Major Christian Anuforo of the Recce
squadron, the man who fired the thirteen
shots that killed our dad, had been sent
away for insubordination and replaced
by Major Hassan Usman Katsina. Without
providing any evidence, the least being
casualty figures, they claimed that his
approach was heavy handed. Even
newspaper accounts of that era put a lie
to their stories. Monsignor Pedro Martins
in his book, “In the shadows…” praised
Lt. Col James Pam’s intelligent approach
to quelling the insurrection. The subject
has been researched by Jibo, Bem Audu,
Oravee and others. A bunch of brash,
young men driven by a misguided sense
of patriotism, ethnicity and personal
animosity, committed wholesale murder
and tried unsuccessfully to cast that as a
revolution. A straight line can be drawn
from their lop-sided actions to the May
riots, the genocide against the Ibos in
the North , the retaliation by Northern
Army Officers in July 1966, through to the
Civil war which accounted for the death
of more than a million innocent lives to
the marginalization of the Ibos from
National leadership and to the rise of Ibo
militancy in the shape of IPOB and similar
organisations. Also national development
was severely affected.
The memory of January 15 1966 may be
fading but the effects continue to resonate
in the affairs of the Nigerian State. We
have also forgiven the Ironsi government
for not putting our father’s killers on trial
and giving him the full military burial he
deserved.
We do think, though, that some good
can still come out of those dark events if the promoters of January 15 1966 can look
objectively at their actions, retract their
wrong allegations that they have made
about men they murdered and take that
first step towards national reconciliation.

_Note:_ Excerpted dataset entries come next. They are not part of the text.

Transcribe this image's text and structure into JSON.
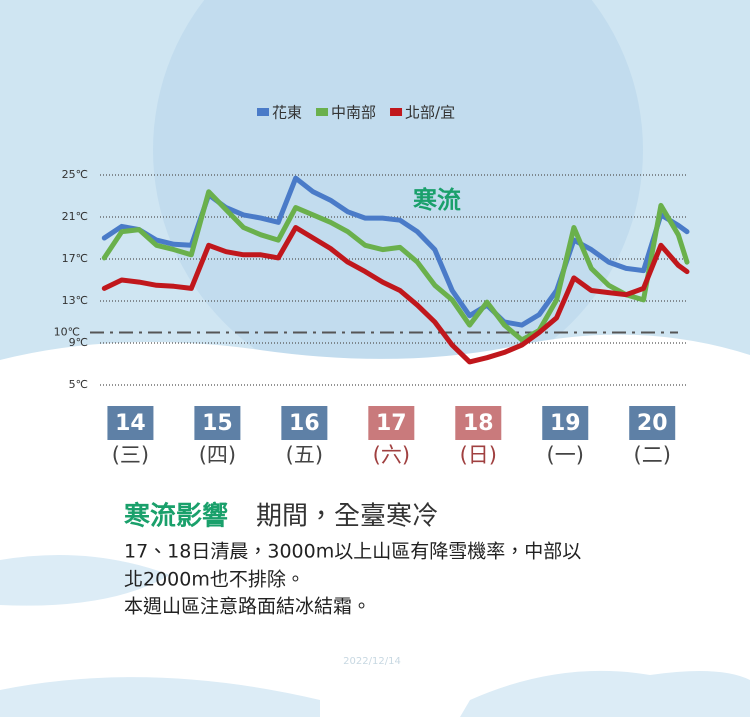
{
  "chart_data": {
    "type": "line",
    "annotation": "寒流",
    "x": [
      13.7,
      13.9,
      14.1,
      14.3,
      14.5,
      14.7,
      14.9,
      15.1,
      15.3,
      15.5,
      15.7,
      15.9,
      16.1,
      16.3,
      16.5,
      16.7,
      16.9,
      17.1,
      17.3,
      17.5,
      17.7,
      17.9,
      18.1,
      18.3,
      18.5,
      18.7,
      18.9,
      19.1,
      19.3,
      19.5,
      19.7,
      19.9,
      20.1,
      20.3,
      20.4
    ],
    "series": [
      {
        "name": "花東",
        "color": "#4a7bc8",
        "values": [
          19.0,
          20.1,
          19.8,
          18.8,
          18.4,
          18.3,
          23.1,
          21.9,
          21.2,
          20.9,
          20.5,
          24.7,
          23.4,
          22.6,
          21.5,
          20.9,
          20.9,
          20.7,
          19.6,
          17.9,
          14.0,
          11.6,
          12.6,
          11.0,
          10.7,
          11.7,
          14.0,
          18.8,
          17.9,
          16.7,
          16.1,
          15.9,
          21.2,
          20.2,
          19.6
        ]
      },
      {
        "name": "中南部",
        "color": "#6ab04c",
        "values": [
          17.1,
          19.6,
          19.8,
          18.3,
          17.9,
          17.4,
          23.4,
          21.7,
          20.0,
          19.3,
          18.8,
          21.9,
          21.2,
          20.5,
          19.6,
          18.3,
          17.9,
          18.1,
          16.7,
          14.5,
          13.1,
          10.7,
          12.9,
          10.7,
          9.3,
          10.2,
          13.1,
          20.0,
          16.1,
          14.5,
          13.6,
          13.1,
          22.1,
          19.3,
          16.7
        ]
      },
      {
        "name": "北部/宜",
        "color": "#c0171c",
        "values": [
          14.2,
          15.0,
          14.8,
          14.5,
          14.4,
          14.2,
          18.3,
          17.7,
          17.4,
          17.4,
          17.1,
          20.0,
          19.0,
          18.0,
          16.7,
          15.8,
          14.8,
          14.0,
          12.6,
          11.0,
          8.8,
          7.2,
          7.6,
          8.1,
          8.8,
          10.0,
          11.4,
          15.2,
          14.0,
          13.8,
          13.6,
          14.2,
          18.3,
          16.4,
          15.8
        ]
      }
    ],
    "xlim": [
      13.65,
      20.4
    ],
    "xticks": [
      14,
      15,
      16,
      17,
      18,
      19,
      20
    ],
    "xtick_sublabels": [
      "(三)",
      "(四)",
      "(五)",
      "(六)",
      "(日)",
      "(一)",
      "(二)"
    ],
    "xtick_colors": [
      "#5e80a6",
      "#5e80a6",
      "#5e80a6",
      "#c97a7c",
      "#c97a7c",
      "#5e80a6",
      "#5e80a6"
    ],
    "ylim": [
      5,
      25
    ],
    "yticks": [
      {
        "value": 5,
        "label": "5℃"
      },
      {
        "value": 9,
        "label": "9℃"
      },
      {
        "value": 13,
        "label": "13℃"
      },
      {
        "value": 17,
        "label": "17℃"
      },
      {
        "value": 21,
        "label": "21℃"
      },
      {
        "value": 25,
        "label": "25℃"
      }
    ],
    "reference_line": {
      "value": 10,
      "label": "10℃"
    },
    "grid": true
  },
  "headline": {
    "highlight": "寒流影響",
    "rest": "期間，全臺寒冷"
  },
  "body": [
    "17、18日清晨，3000m以上山區有降雪機率，中部以",
    "北2000m也不排除。",
    "本週山區注意路面結冰結霜。"
  ],
  "date": "2022/12/14"
}
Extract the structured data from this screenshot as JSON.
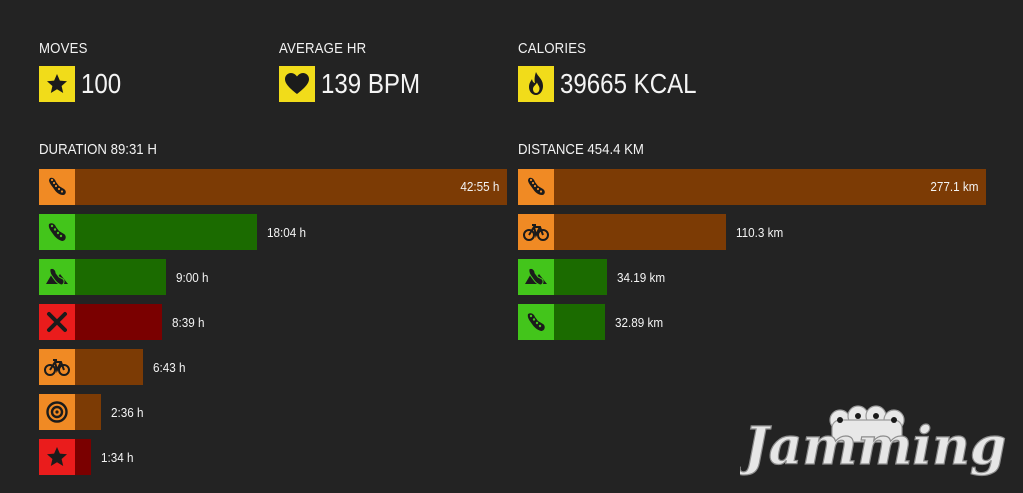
{
  "stats": {
    "moves": {
      "label": "MOVES",
      "value": "100",
      "icon": "star-icon"
    },
    "avg_hr": {
      "label": "AVERAGE HR",
      "value": "139 BPM",
      "icon": "heart-icon"
    },
    "calories": {
      "label": "CALORIES",
      "value": "39665 KCAL",
      "icon": "flame-icon"
    }
  },
  "duration": {
    "title": "DURATION 89:31 H",
    "items": [
      {
        "label": "42:55 h",
        "fraction": 1.0,
        "color": "orange",
        "icon": "running-shoe-icon"
      },
      {
        "label": "18:04 h",
        "fraction": 0.421,
        "color": "green",
        "icon": "shoe-icon"
      },
      {
        "label": "9:00 h",
        "fraction": 0.21,
        "color": "green",
        "icon": "trail-run-icon"
      },
      {
        "label": "8:39 h",
        "fraction": 0.201,
        "color": "red",
        "icon": "crossed-tools-icon"
      },
      {
        "label": "6:43 h",
        "fraction": 0.157,
        "color": "orange",
        "icon": "bicycle-icon"
      },
      {
        "label": "2:36 h",
        "fraction": 0.061,
        "color": "orange",
        "icon": "target-icon"
      },
      {
        "label": "1:34 h",
        "fraction": 0.037,
        "color": "red",
        "icon": "star-icon"
      }
    ]
  },
  "distance": {
    "title": "DISTANCE 454.4 KM",
    "items": [
      {
        "label": "277.1 km",
        "fraction": 1.0,
        "color": "orange",
        "icon": "running-shoe-icon"
      },
      {
        "label": "110.3 km",
        "fraction": 0.398,
        "color": "orange",
        "icon": "bicycle-icon"
      },
      {
        "label": "34.19 km",
        "fraction": 0.123,
        "color": "green",
        "icon": "trail-run-icon"
      },
      {
        "label": "32.89 km",
        "fraction": 0.119,
        "color": "green",
        "icon": "shoe-icon"
      }
    ]
  },
  "watermark": {
    "text": "Jamming",
    "icon": "fist-knuckles-icon"
  }
}
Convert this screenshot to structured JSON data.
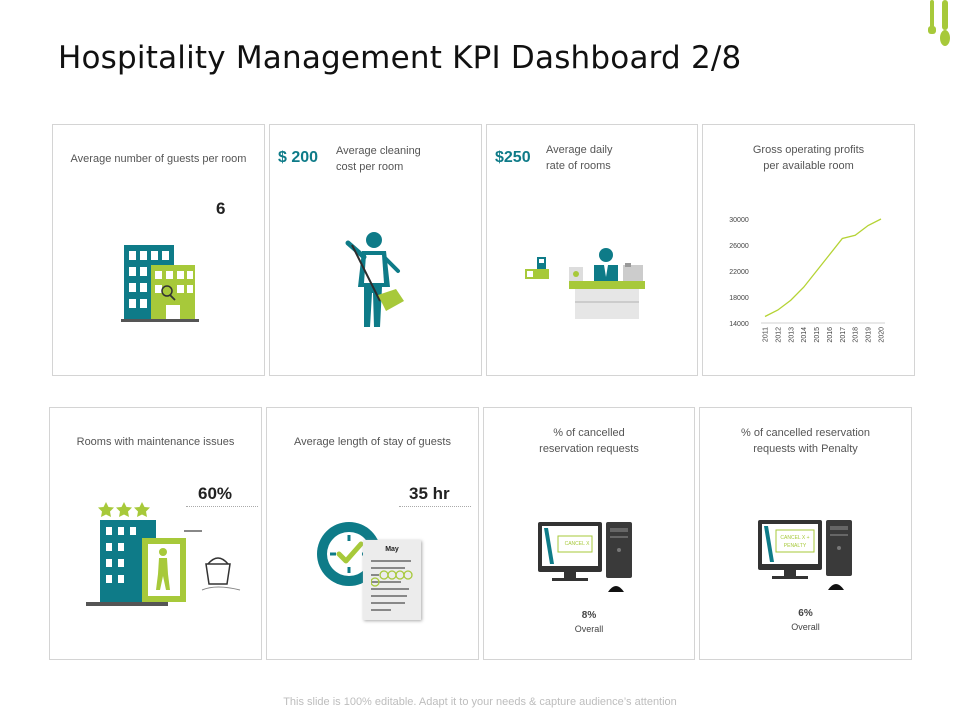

They will find that there will be others who
will be willing to join them in healing the
wounds of the past and bequeathing young
Nigerians a future based on truth and equity
among the peoples of Nigeria.
Looking at what you have achieved in
your life, would you say that you would
have done better with your father around?
Can you figure out what the future would
have been with him around your formative
years?
Would we have done better with our father
around? Even though one is speculating,
we think we would have. He was a highly
trained professional, dedicated to duty,
responsible, disciplined and a family man.
Our mum had the same values too, and he
would have reinforced them.
It is ironic that despite the fact that your
father had been honoured elsewhere, his
state, Plateau, is yet to show any atom of
appreciation for the sacrifice your family
has made for the nation? Do you have any
regrets for this?
He has been honoured by the country.
He was the first trained artillery officer; the
first commissioned officer from the Middle
Belt. He received a post-humous award
(MFR). The Officers’ mess in Kalapanzin
Barracks, Kaduna, is named after him. The
road leading to National Hospital Abuja,
also bears his name. Many books refer to the
sacrificial role he played in crushing the Jan
15th 1966 coup. His role in peace keeping in
the Congo is well documented; He trained
the nascent Tangayikan (now Tanzanian)
Army and was honored with a lion skin and
traditional shield by President Nyerere; He
led the battalion that put down the Tiv riots.
He was the Adjutant-General at the time of
his death.
By honoring him, Plateau state would
be honoring itself. We regret that an
opportunity has been missed so far in
providing a role model for our youth.